July 30, 2018

Just Trying to Survive

I had genuinely thought that this past month would see some regular or at least semi-regular posting from me. I was enjoying writing again, and I looked forward to covering some topics I've wanted to discuss for quite a while.

And then the record-breaking heat wave began three and a half weeks ago. The first three days the temperatures were 108, 103 and 97. Then it leveled off in the mid-90s for several days. I don't know what the temperature was in my second floor, non-airconditioned apartment, but I do know it was unbearable. On three occasions during that dreadful week, I was within minutes of dialing 911. But my last experience with medical personnel was so terrible that I resist calling 911 unless I am close to completely convinced that I'll die if I don't. I was almost there, but then the worst of my symptoms would let up just a little, enough so that I would postpone calling 911 to another day.
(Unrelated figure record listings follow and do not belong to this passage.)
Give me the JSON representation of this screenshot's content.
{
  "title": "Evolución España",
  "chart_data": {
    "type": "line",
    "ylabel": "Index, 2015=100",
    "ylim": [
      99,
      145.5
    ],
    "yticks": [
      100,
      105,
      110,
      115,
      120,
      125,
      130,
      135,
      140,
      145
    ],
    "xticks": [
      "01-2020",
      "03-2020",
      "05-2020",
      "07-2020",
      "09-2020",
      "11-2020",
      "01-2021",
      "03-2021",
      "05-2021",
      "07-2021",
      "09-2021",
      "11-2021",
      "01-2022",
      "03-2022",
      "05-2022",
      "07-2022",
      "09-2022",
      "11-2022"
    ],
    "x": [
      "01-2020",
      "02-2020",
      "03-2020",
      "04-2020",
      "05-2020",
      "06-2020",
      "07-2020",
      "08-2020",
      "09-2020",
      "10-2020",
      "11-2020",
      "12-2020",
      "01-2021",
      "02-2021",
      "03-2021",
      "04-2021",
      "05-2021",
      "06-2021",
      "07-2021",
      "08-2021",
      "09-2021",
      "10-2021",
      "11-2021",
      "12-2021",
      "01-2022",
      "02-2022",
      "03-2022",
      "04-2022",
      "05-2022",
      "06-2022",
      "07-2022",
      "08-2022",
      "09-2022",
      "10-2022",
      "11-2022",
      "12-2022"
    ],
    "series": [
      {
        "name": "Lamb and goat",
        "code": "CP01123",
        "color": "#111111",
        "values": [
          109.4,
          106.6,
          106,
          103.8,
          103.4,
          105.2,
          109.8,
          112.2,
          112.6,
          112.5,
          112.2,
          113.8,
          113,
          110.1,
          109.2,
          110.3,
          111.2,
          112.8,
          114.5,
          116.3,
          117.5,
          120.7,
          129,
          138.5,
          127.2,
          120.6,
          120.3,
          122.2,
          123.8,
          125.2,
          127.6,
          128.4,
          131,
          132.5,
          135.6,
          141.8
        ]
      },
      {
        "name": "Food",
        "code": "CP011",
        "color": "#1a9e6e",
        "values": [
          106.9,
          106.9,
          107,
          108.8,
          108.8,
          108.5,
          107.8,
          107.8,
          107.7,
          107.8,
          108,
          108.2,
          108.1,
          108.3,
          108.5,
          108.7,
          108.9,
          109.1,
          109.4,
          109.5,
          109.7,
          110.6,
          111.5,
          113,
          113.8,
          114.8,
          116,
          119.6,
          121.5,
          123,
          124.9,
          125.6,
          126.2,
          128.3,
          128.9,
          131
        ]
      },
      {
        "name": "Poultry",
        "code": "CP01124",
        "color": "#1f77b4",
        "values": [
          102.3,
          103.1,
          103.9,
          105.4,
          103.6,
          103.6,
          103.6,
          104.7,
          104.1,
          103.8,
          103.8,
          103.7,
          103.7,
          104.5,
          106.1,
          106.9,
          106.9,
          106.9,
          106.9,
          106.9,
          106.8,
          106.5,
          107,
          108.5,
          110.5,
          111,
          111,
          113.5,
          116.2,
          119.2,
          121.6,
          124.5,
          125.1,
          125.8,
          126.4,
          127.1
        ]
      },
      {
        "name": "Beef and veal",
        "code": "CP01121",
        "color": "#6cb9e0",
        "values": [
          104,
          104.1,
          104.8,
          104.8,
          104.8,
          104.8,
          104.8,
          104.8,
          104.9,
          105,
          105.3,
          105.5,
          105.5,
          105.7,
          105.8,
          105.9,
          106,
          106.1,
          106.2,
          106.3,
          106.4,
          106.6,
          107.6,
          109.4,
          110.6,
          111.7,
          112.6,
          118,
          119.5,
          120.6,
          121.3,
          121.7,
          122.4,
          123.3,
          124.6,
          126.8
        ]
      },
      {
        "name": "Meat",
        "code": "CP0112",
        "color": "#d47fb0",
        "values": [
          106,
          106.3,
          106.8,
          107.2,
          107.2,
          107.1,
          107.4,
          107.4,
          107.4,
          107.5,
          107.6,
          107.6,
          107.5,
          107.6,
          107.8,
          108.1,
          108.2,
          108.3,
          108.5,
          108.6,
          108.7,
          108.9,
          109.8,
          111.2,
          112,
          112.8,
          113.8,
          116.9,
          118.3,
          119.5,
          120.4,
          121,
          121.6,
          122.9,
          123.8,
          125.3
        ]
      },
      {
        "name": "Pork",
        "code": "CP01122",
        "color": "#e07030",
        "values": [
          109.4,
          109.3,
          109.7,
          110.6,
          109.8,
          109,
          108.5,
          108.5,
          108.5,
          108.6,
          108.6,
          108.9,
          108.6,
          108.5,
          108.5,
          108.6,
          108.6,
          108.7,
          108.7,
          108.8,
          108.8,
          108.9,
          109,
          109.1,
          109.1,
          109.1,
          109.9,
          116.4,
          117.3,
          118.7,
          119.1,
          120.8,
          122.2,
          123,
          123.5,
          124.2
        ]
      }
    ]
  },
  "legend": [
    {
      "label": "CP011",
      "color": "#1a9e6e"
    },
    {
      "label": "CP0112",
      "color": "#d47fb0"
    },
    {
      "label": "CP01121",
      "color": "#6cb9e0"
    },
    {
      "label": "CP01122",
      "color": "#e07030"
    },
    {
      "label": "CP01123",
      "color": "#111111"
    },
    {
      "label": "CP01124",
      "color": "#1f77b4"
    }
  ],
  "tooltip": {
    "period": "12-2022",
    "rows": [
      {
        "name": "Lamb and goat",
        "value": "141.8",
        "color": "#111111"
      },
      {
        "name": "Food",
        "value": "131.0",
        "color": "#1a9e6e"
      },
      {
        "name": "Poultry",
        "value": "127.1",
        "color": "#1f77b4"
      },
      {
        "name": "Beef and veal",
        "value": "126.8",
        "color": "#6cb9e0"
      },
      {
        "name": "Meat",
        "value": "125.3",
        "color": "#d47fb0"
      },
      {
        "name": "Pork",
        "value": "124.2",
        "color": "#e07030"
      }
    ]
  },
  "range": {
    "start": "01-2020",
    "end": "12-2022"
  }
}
I also didn't want to leave Sasha. I have a couple of neighbors who can look in on her and feed her if I'm in the hospital. But I wanted to stay with her, because I've never seen a cat suffer so in the heat before. She was panting like a dog some of the time and seemed very distressed. I did my best to cool her down, and somehow she managed to get through the worst of it too.

Even though the worst of the heat is over for the moment, it hasn't really cooled off here. The temperatures still hit highs between 87 or 88 and the low to mid-90s every day. It appears things will continue this way for another week or so. Yesterday, they predicted a high of 87; in the event, it was 94 at 2 PM. I add about five degrees to the predictions to protect myself from unjustified hope that I might one day feel cool again.

Sasha seems to have returned to her former self for the most part. But I'm a wretched mess at this point. I'm feeling slightly better than I did a week ago, but it's excruciatingly slow going. And even though I make brief notations about stories I want to discuss, I'm not capable of focusing for more than a few minutes at a time on subjects that are at all complicated (which is just about everything I want to write about). So I can't make any representations about when a new post will appear. I try my best every day, and that's all I can do.

It dawned on me over the weekend that the end of the month is almost here. Because I would like to survive this awful period, and because I would like to do some more writing as soon as I can, I have to ask for donations once again. I hate it; you hate it; I guess we can agree that we all hate it. But I have no other source of income. I'm close to completely broke right now, with nothing for rent, the internet, and so on. And screw the 911 call for me: I'd very much like to get Sasha to the vet, but with no money, that's impossible.

So if that $10 is burning a hole in your pocket, Sasha and I would happily put it to good use. Any and all donations will be most gratefully received, as always. And tomorrow morning, and the next morning and the morning after that, I will continue to try to do some writing. One of these days, my brain will start to clear up and stop feeling like a soggy mass of glop.

Many, many thanks for your great kindness. Blessings -- and coolness -- upon you, and all of us.